Generative Model-Aided Continual Learning for CSI Feedback in FDD mMIMO-OFDM Systems

TL;DR

This paper introduces a GAN-based continual learning method for CSI feedback in mMIMO-OFDM systems, enabling models to adapt to dynamic environments without forgetting previous knowledge, thus improving robustness and generalization.

Contribution

The paper proposes a novel GAN-assisted continual learning approach that preserves past knowledge in CSI feedback models, addressing environmental variability and catastrophic forgetting.

Findings

Enhances generalization of CSI feedback models across diverse environments

Maintains high performance without significant memory overhead

Integrates seamlessly with existing CSI feedback frameworks

Abstract

Deep autoencoder (DAE) frameworks have demonstrated their effectiveness in reducing channel state information (CSI) feedback overhead in massive multiple-input multiple-output (mMIMO) orthogonal frequency division multiplexing (OFDM) systems. However, existing CSI feedback models struggle to adapt to dynamic environments caused by user mobility, requiring retraining when encountering new CSI distributions. Moreover, returning to previously encountered environments often leads to performance degradation due to catastrophic forgetting. Continual learning involves enabling models to incorporate new information while maintaining performance on previously learned tasks. To address these challenges, we propose a generative adversarial network (GAN)-based learning approach for CSI feedback.

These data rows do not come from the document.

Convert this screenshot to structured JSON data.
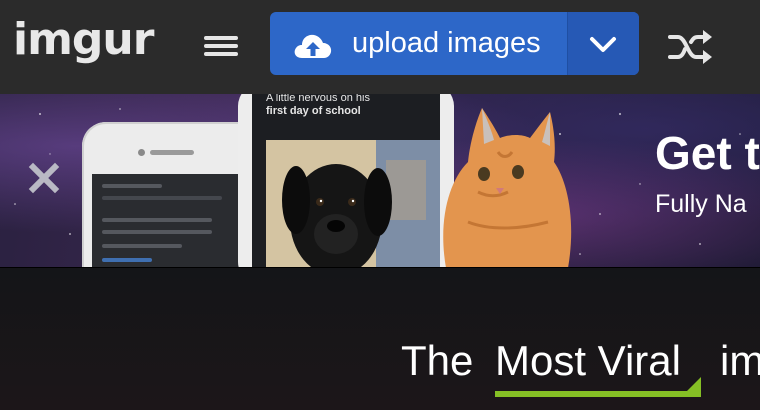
{
  "header": {
    "logo_text": "imgur",
    "menu_icon": "hamburger-menu-icon",
    "upload": {
      "label": "upload images",
      "icon": "cloud-upload-icon",
      "caret_icon": "chevron-down-icon"
    },
    "shuffle_icon": "shuffle-icon",
    "colors": {
      "bar": "#2b2b2b",
      "upload_button": "#2d67c8",
      "upload_caret": "#2659b5"
    }
  },
  "banner": {
    "close_icon": "close-icon",
    "phone_caption_line1": "A little nervous on his",
    "phone_caption_line2": "first day of school",
    "title": "Get t",
    "subtitle": "Fully Na"
  },
  "sort": {
    "prefix": "The",
    "selected": "Most Viral",
    "suffix": "im",
    "accent_color": "#85bf25"
  }
}
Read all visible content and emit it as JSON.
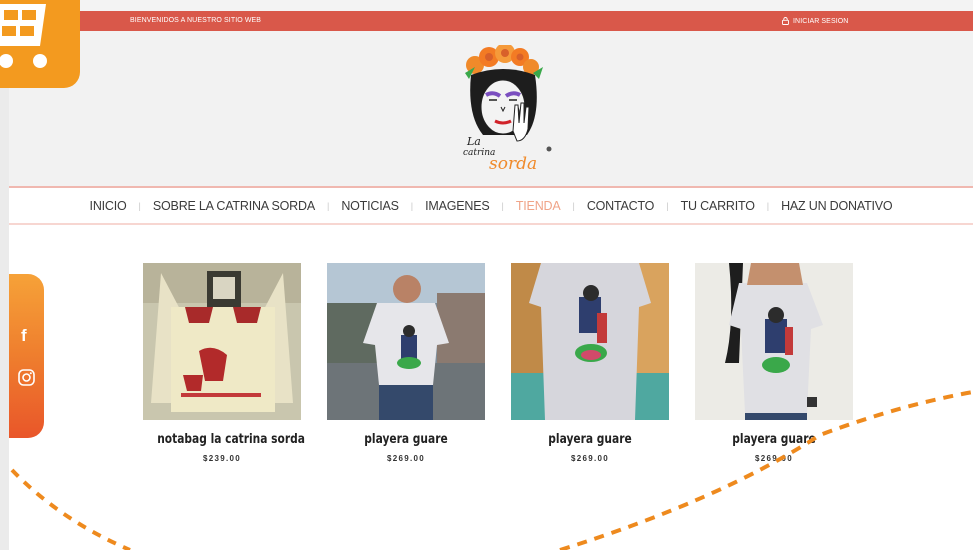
{
  "topbar": {
    "welcome": "BIENVENIDOS A NUESTRO SITIO WEB",
    "login": "INICIAR SESION"
  },
  "logo": {
    "line1": "La",
    "line2": "catrina",
    "line3": "sorda"
  },
  "nav": {
    "items": [
      {
        "label": "INICIO"
      },
      {
        "label": "SOBRE LA CATRINA SORDA"
      },
      {
        "label": "NOTICIAS"
      },
      {
        "label": "IMAGENES"
      },
      {
        "label": "TIENDA",
        "active": true
      },
      {
        "label": "CONTACTO"
      },
      {
        "label": "TU CARRITO"
      },
      {
        "label": "HAZ UN DONATIVO"
      }
    ],
    "separator": "|"
  },
  "products": [
    {
      "name": "notabag la catrina sorda",
      "price": "$239.00"
    },
    {
      "name": "playera guare",
      "price": "$269.00"
    },
    {
      "name": "playera guare",
      "price": "$269.00"
    },
    {
      "name": "playera guare",
      "price": "$269.00"
    }
  ],
  "social": {
    "facebook": "f"
  },
  "colors": {
    "accent": "#d9584a",
    "nav_active": "#f0a488",
    "orange": "#f39a1f"
  }
}
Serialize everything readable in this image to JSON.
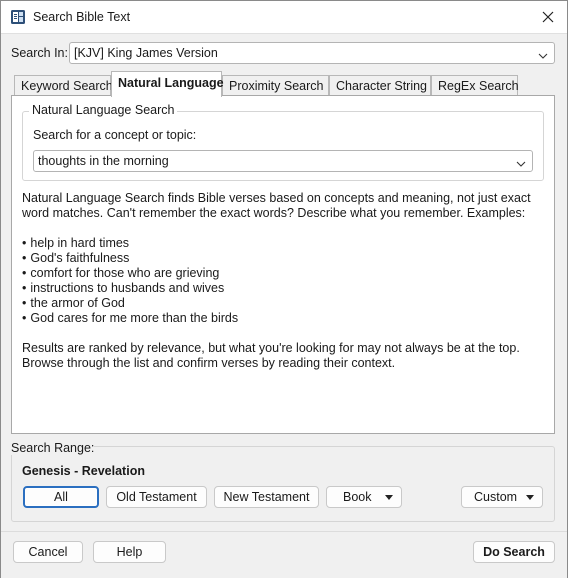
{
  "window": {
    "title": "Search Bible Text"
  },
  "search_in": {
    "label": "Search In:",
    "value": "[KJV] King James Version"
  },
  "tabs": [
    {
      "label": "Keyword Search",
      "active": false
    },
    {
      "label": "Natural Language",
      "active": true
    },
    {
      "label": "Proximity Search",
      "active": false
    },
    {
      "label": "Character String",
      "active": false
    },
    {
      "label": "RegEx Search",
      "active": false
    }
  ],
  "nl": {
    "group_title": "Natural Language Search",
    "prompt_label": "Search for a concept or topic:",
    "query_value": "thoughts in the morning",
    "description": "Natural Language Search finds Bible verses based on concepts and meaning, not just exact word matches. Can't remember the exact words? Describe what you remember. Examples:",
    "examples": [
      "help in hard times",
      "God's faithfulness",
      "comfort for those who are grieving",
      "instructions to husbands and wives",
      "the armor of God",
      "God cares for me more than the birds"
    ],
    "note": "Results are ranked by relevance, but what you're looking for may not always be at the top. Browse through the list and confirm verses by reading their context."
  },
  "range": {
    "title": "Search Range:",
    "current": "Genesis - Revelation",
    "all_label": "All",
    "ot_label": "Old Testament",
    "nt_label": "New Testament",
    "book_label": "Book",
    "custom_label": "Custom"
  },
  "footer": {
    "cancel_label": "Cancel",
    "help_label": "Help",
    "search_label": "Do Search"
  },
  "colors": {
    "focus": "#2b6fc0",
    "panel_bg": "#ffffff",
    "window_bg": "#f0f0f0"
  }
}
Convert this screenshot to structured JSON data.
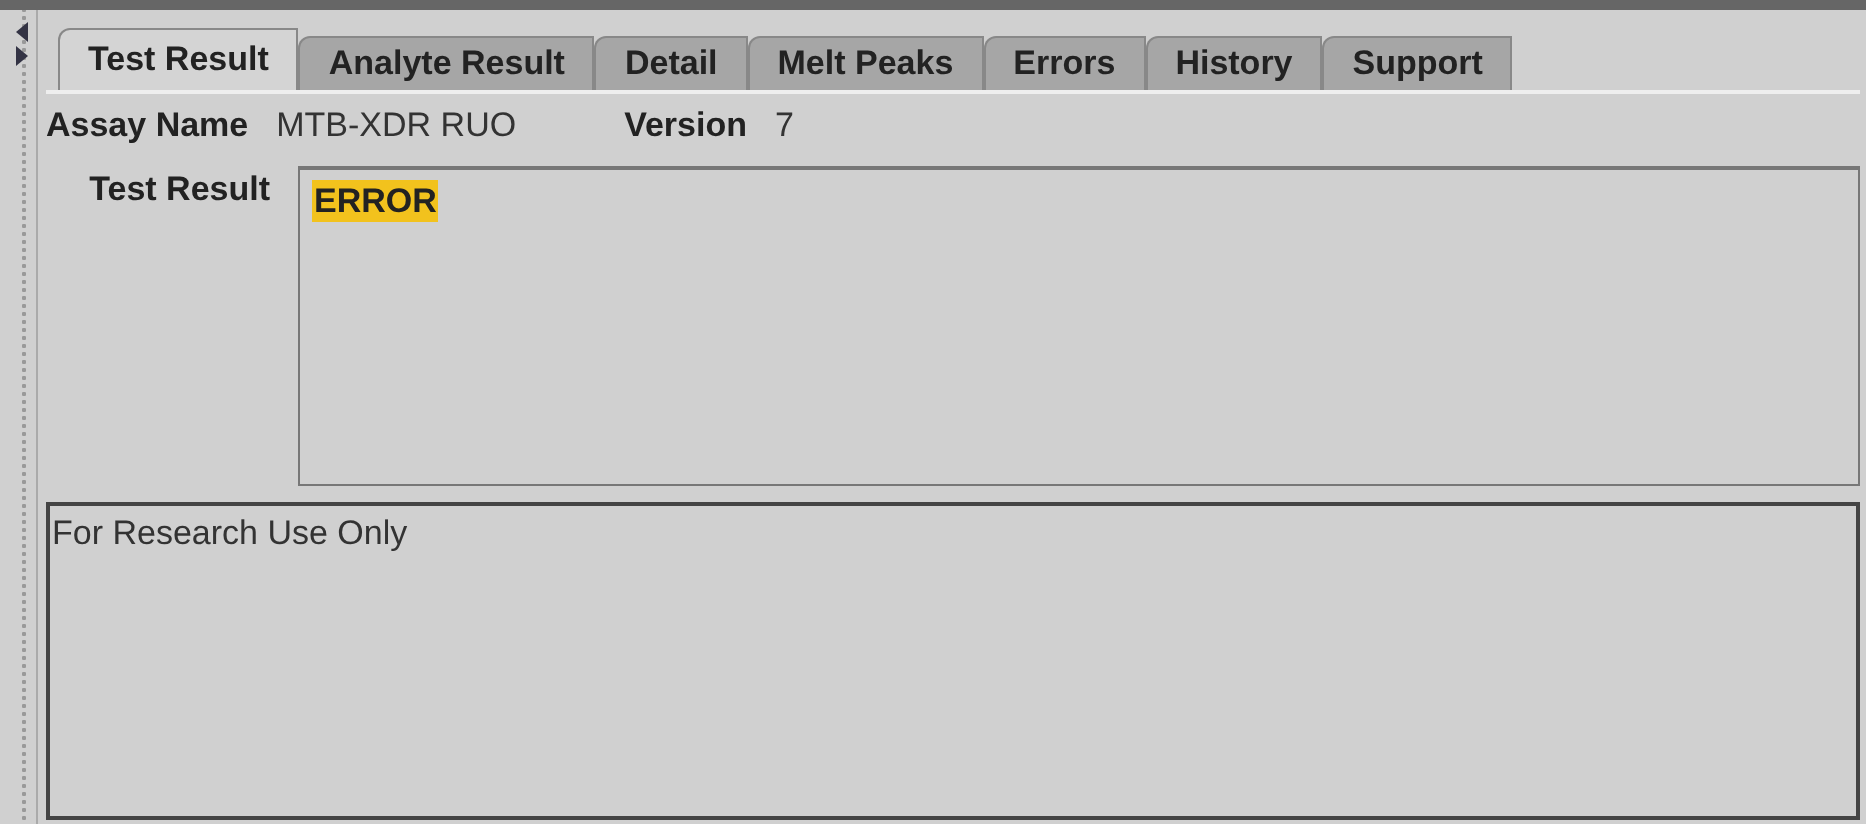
{
  "tabs": [
    {
      "label": "Test Result",
      "selected": true
    },
    {
      "label": "Analyte Result",
      "selected": false
    },
    {
      "label": "Detail",
      "selected": false
    },
    {
      "label": "Melt Peaks",
      "selected": false
    },
    {
      "label": "Errors",
      "selected": false
    },
    {
      "label": "History",
      "selected": false
    },
    {
      "label": "Support",
      "selected": false
    }
  ],
  "assay": {
    "name_label": "Assay Name",
    "name": "MTB-XDR RUO",
    "version_label": "Version",
    "version": "7"
  },
  "test_result": {
    "label": "Test Result",
    "value": "ERROR",
    "highlighted": true
  },
  "notes": "For Research Use Only"
}
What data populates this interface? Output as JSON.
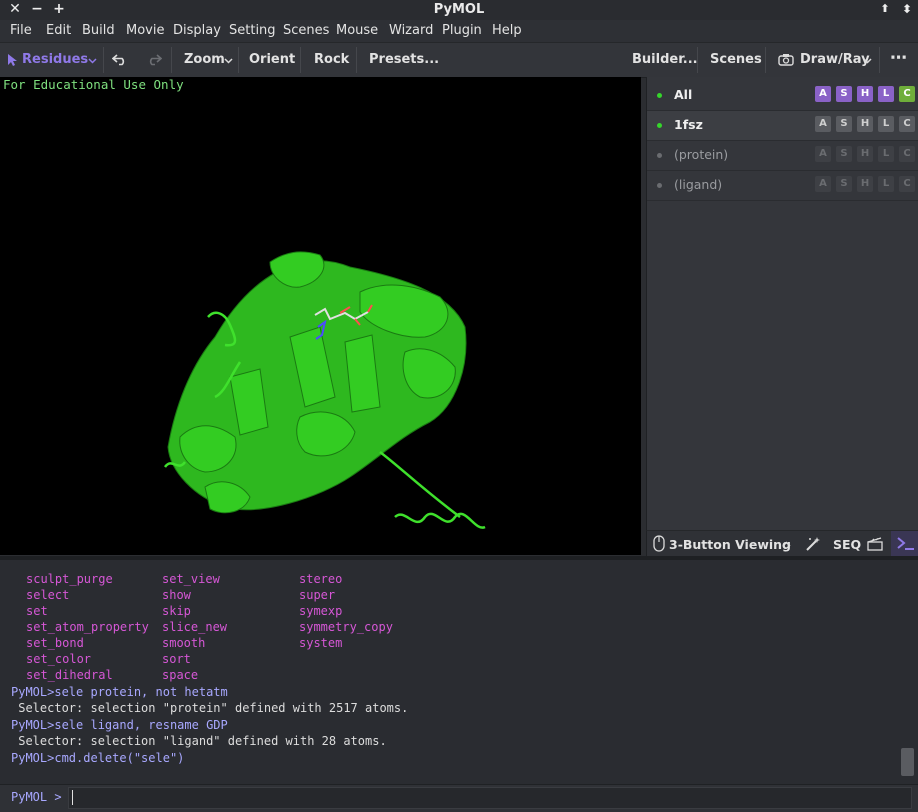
{
  "window": {
    "title": "PyMOL",
    "close": "✕",
    "minimize": "−",
    "maximize": "+",
    "pin": "⬆",
    "extra": "⬍"
  },
  "menu": [
    "File",
    "Edit",
    "Build",
    "Movie",
    "Display",
    "Setting",
    "Scenes",
    "Mouse",
    "Wizard",
    "Plugin",
    "Help"
  ],
  "toolbar": {
    "mode": "Residues",
    "zoom": "Zoom",
    "orient": "Orient",
    "rock": "Rock",
    "presets": "Presets...",
    "builder": "Builder...",
    "scenes": "Scenes",
    "drawray": "Draw/Ray",
    "more": "⋯"
  },
  "viewer": {
    "watermark": "For Educational Use Only"
  },
  "objects": [
    {
      "name": "All",
      "active": true,
      "bold": true
    },
    {
      "name": "1fsz",
      "active": true,
      "bold": true
    },
    {
      "name": "(protein)",
      "active": false,
      "bold": false
    },
    {
      "name": "(ligand)",
      "active": false,
      "bold": false
    }
  ],
  "action_letters": [
    "A",
    "S",
    "H",
    "L",
    "C"
  ],
  "panel_footer": {
    "mouse_mode": "3-Button Viewing",
    "seq": "SEQ"
  },
  "console": {
    "commands_col1": [
      "sculpt_purge",
      "select",
      "set",
      "set_atom_property",
      "set_bond",
      "set_color",
      "set_dihedral"
    ],
    "commands_col2": [
      "set_view",
      "show",
      "skip",
      "slice_new",
      "smooth",
      "sort",
      "space"
    ],
    "commands_col3": [
      "stereo",
      "super",
      "symexp",
      "symmetry_copy",
      "system"
    ],
    "log": [
      {
        "kind": "prompt",
        "text": "PyMOL>sele protein, not hetatm"
      },
      {
        "kind": "output",
        "text": " Selector: selection \"protein\" defined with 2517 atoms."
      },
      {
        "kind": "prompt",
        "text": "PyMOL>sele ligand, resname GDP"
      },
      {
        "kind": "output",
        "text": " Selector: selection \"ligand\" defined with 28 atoms."
      },
      {
        "kind": "prompt",
        "text": "PyMOL>cmd.delete(\"sele\")"
      }
    ]
  },
  "cmdline": {
    "prompt": "PyMOL >",
    "value": ""
  },
  "colors": {
    "accent": "#8f79e8",
    "green": "#35d62b",
    "magenta": "#d657d6"
  }
}
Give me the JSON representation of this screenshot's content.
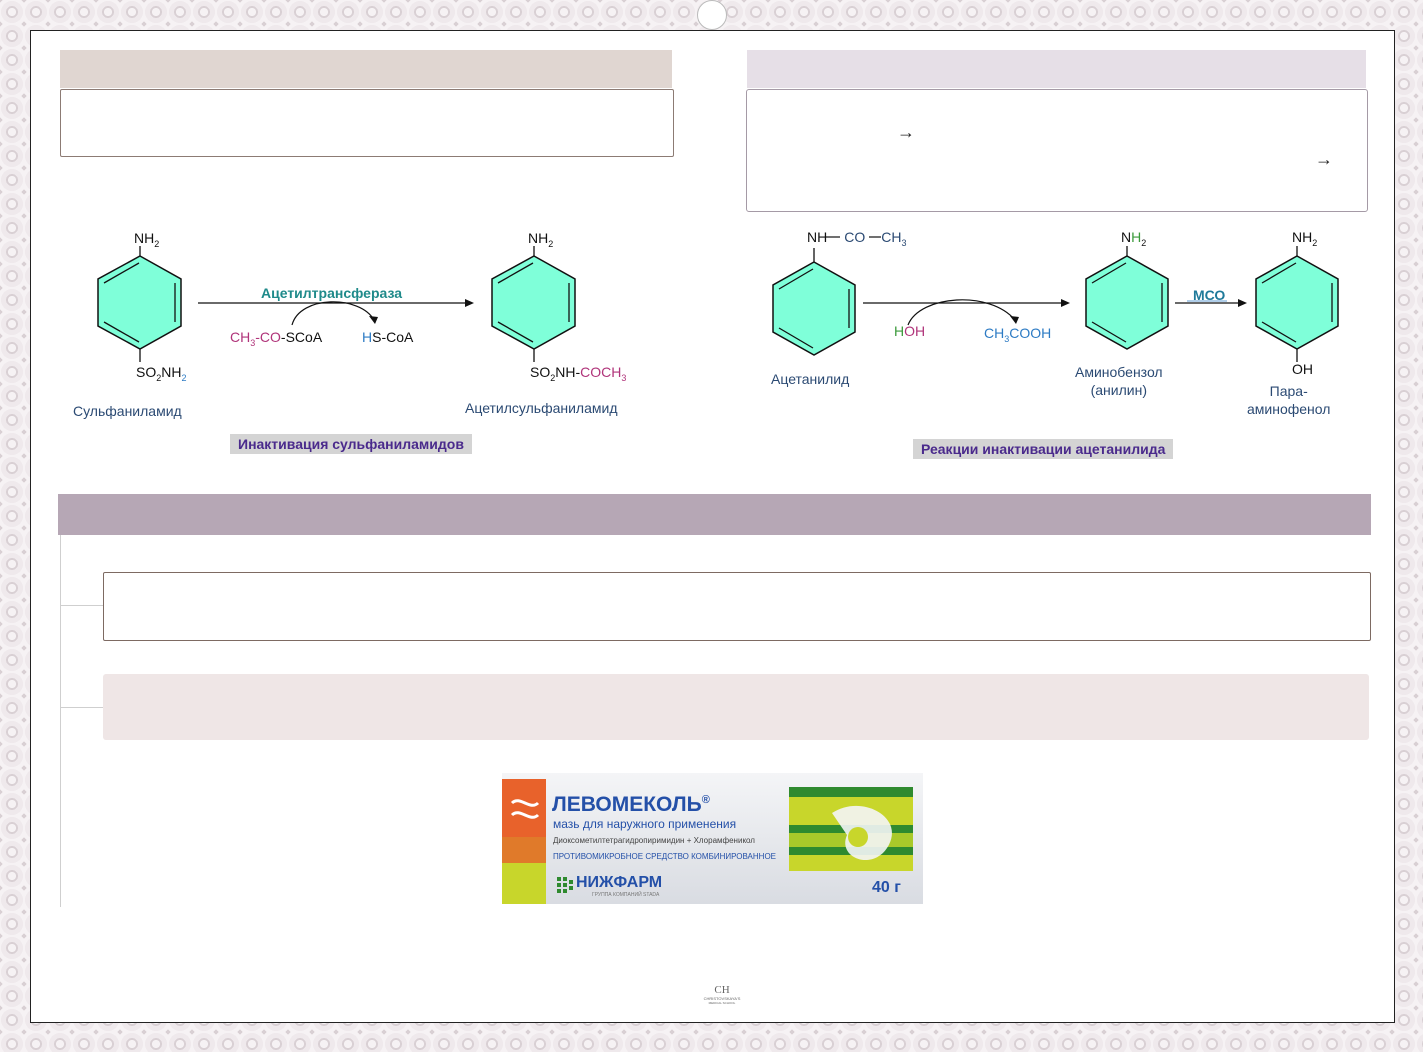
{
  "left_scheme": {
    "start_top_group": "NH",
    "start_top_sub": "2",
    "start_bottom_group": "SO",
    "start_bottom_sub1": "2",
    "start_bottom_mid": "NH",
    "start_bottom_sub2": "2",
    "start_name": "Сульфаниламид",
    "enzyme": "Ацетилтрансфераза",
    "reagent_in_a": "CH",
    "reagent_in_sub": "3",
    "reagent_in_b": "-CO",
    "reagent_in_c": "-SCoA",
    "reagent_out_h": "H",
    "reagent_out_rest": "S-CoA",
    "product_top_group": "NH",
    "product_top_sub": "2",
    "product_bottom_a": "SO",
    "product_bottom_sub1": "2",
    "product_bottom_b": "NH-",
    "product_bottom_c": "COCH",
    "product_bottom_sub2": "3",
    "product_name": "Ацетилсульфаниламид",
    "caption": "Инактивация сульфаниламидов"
  },
  "right_scheme": {
    "start_top_a": "NH",
    "start_top_b": "CO",
    "start_top_c": "CH",
    "start_top_sub": "3",
    "start_name": "Ацетанилид",
    "reagent_in_h": "H",
    "reagent_in_oh": "OH",
    "reagent_out_a": "CH",
    "reagent_out_sub": "3",
    "reagent_out_b": "COOH",
    "mid_top_n": "N",
    "mid_top_h": "H",
    "mid_top_sub": "2",
    "mid_name_line1": "Аминобензол",
    "mid_name_line2": "(анилин)",
    "enzyme": "МСО",
    "end_top": "NH",
    "end_top_sub": "2",
    "end_bottom": "OH",
    "end_name_line1": "Пара-",
    "end_name_line2": "аминофенол",
    "caption": "Реакции инактивации ацетанилида"
  },
  "box_right": {
    "arrow1": "→",
    "arrow2": "→"
  },
  "package": {
    "brand": "ЛЕВОМЕКОЛЬ",
    "reg": "®",
    "line1": "мазь для наружного применения",
    "line2": "Диоксометилтетрагидропиримидин + Хлорамфеникол",
    "line3": "ПРОТИВОМИКРОБНОЕ СРЕДСТВО КОМБИНИРОВАННОЕ",
    "maker": "НИЖФАРМ",
    "maker_sub": "ГРУППА КОМПАНИЙ STADA",
    "weight": "40 г",
    "colors": {
      "orange": "#e8622b",
      "yellow_green": "#c8d62b",
      "green": "#2f8a2f",
      "blue": "#2450a8",
      "silver": "#e4e6ea"
    }
  },
  "logo": {
    "mark": "CH",
    "line1": "CHRISTOVSKAYA'S",
    "line2": "MEDICAL SCHOOL"
  },
  "colors": {
    "ring_fill": "#7fffd9",
    "band_left": "#e0d6d1",
    "band_right": "#e6dfe7",
    "band_wide": "#b6a7b5",
    "box_pink": "#efe6e6",
    "caption_text": "#4a2a8c"
  }
}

By using a GAN generator as a memory unit, our method preserves knowledge from past environments and ensures consistently high performance across diverse scenarios without forgetting. Simulation results show that the proposed approach enhances the generalization capability of the DAE framework while maintaining low memory overhead. Furthermore, it can be seamlessly integrated with other advanced CSI feedback models, highlighting its robustness and adaptability.